Halloween is here and although it is my favorite college holiday, like it or not, no one wants to be the lame-o who didnʼt participate. ‘Tis is the season to get dressed up as something else and party! Iʼve got your last minute halloween costume suggestions. LET’S GO.
Individual
LAX BRO!
What youʼll need: Lax pinnie, sunglasses, hat, and your spoon.
Green Man! (Good for a group too)
What youʼll need: Green man costume (these are sold at every halloween store in every single color, theyʼll be good for the next year too.)
Ryan Lochte!
What youʼll need: Swimming cap, foil to cover your teeth, and a fake gold medal. Bonus points if you come in a speedo.
Blind Deaf Ref!
What youʼll need: A referee shirt, sunglasses, and a walking stick.
Most Hated Man in the World!
What youʼll need: A print out of Gary Bettman’s face, and a lot of fake money to glue to your shirt.
Group
Blue Man Group!
What youʼll need: Three people, blue paint, black clothing, and drum sticks.
The Anchor Man cast! What youʼll need: Four people, outrageous suit jackets (check out Salvation Army or Goodwill,) and a black marker.
Birds of War! What you need: As many people as you want, white feather boa, bird mask (sold at your local halloween store,) and a black marker.
Hanson Brothers!
What youʼll need: Three people, wigs, fake blood, matching jerseyʼs, and thick glasses.

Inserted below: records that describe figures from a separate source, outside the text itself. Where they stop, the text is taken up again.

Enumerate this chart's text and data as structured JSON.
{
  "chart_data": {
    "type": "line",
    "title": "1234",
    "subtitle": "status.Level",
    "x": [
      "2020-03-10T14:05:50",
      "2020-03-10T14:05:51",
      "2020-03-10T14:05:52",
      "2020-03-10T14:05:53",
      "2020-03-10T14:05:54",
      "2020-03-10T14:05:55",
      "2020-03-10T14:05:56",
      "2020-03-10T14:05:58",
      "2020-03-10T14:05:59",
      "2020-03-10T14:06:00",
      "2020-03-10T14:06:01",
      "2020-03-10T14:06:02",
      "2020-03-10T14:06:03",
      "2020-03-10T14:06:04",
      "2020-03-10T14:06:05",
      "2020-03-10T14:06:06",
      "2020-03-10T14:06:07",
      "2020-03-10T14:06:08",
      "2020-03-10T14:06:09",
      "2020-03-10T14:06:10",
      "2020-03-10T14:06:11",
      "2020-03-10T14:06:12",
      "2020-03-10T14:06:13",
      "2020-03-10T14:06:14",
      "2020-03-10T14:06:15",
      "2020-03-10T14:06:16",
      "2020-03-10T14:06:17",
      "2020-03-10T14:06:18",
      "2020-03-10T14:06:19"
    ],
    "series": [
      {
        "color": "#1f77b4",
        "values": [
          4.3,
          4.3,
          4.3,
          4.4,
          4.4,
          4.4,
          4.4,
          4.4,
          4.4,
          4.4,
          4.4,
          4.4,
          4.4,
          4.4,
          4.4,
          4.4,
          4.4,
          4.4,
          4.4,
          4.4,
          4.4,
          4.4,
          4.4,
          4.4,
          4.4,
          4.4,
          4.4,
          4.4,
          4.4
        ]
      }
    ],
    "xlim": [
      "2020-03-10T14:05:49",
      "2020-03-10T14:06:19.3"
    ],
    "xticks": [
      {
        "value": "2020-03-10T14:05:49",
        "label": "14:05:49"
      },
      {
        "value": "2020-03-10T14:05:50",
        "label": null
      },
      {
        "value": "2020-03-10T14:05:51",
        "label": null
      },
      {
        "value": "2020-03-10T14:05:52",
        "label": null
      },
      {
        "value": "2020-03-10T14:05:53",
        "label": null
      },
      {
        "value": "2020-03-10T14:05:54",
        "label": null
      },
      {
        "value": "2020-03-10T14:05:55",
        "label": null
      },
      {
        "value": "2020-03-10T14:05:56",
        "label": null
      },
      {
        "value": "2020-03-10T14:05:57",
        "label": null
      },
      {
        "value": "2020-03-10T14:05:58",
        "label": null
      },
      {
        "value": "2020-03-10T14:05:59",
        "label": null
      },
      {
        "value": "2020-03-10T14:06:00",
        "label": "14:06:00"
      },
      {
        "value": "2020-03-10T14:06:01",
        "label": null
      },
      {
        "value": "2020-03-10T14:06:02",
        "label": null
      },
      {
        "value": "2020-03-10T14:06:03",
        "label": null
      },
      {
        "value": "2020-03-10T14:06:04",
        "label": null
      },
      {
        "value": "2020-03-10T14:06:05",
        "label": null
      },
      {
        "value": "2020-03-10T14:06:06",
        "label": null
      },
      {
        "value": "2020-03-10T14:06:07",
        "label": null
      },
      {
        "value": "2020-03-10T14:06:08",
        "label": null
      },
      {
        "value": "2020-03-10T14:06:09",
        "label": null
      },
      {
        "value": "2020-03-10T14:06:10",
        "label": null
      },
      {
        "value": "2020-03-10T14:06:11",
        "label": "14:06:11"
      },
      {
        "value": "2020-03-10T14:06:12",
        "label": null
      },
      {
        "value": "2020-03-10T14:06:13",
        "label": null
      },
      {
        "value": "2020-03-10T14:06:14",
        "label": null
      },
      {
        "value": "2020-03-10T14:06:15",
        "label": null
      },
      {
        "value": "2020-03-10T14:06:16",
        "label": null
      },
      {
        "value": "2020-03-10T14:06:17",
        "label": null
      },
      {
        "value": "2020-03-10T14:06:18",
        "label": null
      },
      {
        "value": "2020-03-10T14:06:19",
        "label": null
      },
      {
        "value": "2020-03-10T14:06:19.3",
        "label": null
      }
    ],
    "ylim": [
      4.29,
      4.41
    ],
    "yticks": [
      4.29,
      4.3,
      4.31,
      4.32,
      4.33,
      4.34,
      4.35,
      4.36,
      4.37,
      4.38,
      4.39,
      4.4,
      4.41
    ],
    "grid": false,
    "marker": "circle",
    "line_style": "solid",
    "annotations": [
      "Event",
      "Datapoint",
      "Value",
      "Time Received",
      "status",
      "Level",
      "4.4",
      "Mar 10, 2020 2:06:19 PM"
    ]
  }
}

Workacholics Insane Clown Posse What youʼll need: However many people, business clothing, and make up.
Couples
Geeks!
What you need: Some dorky clothing, glasses, and tape.
BOOBS!
What youʼll need: A white t-shirt, an awesome babe, and some extra fabric.
Dexter!
What youʼll need: An apron, saran wrap, and fake blood.
Presidential Candidates
What youʼll need: A mask (these are sold EVERYWHERE).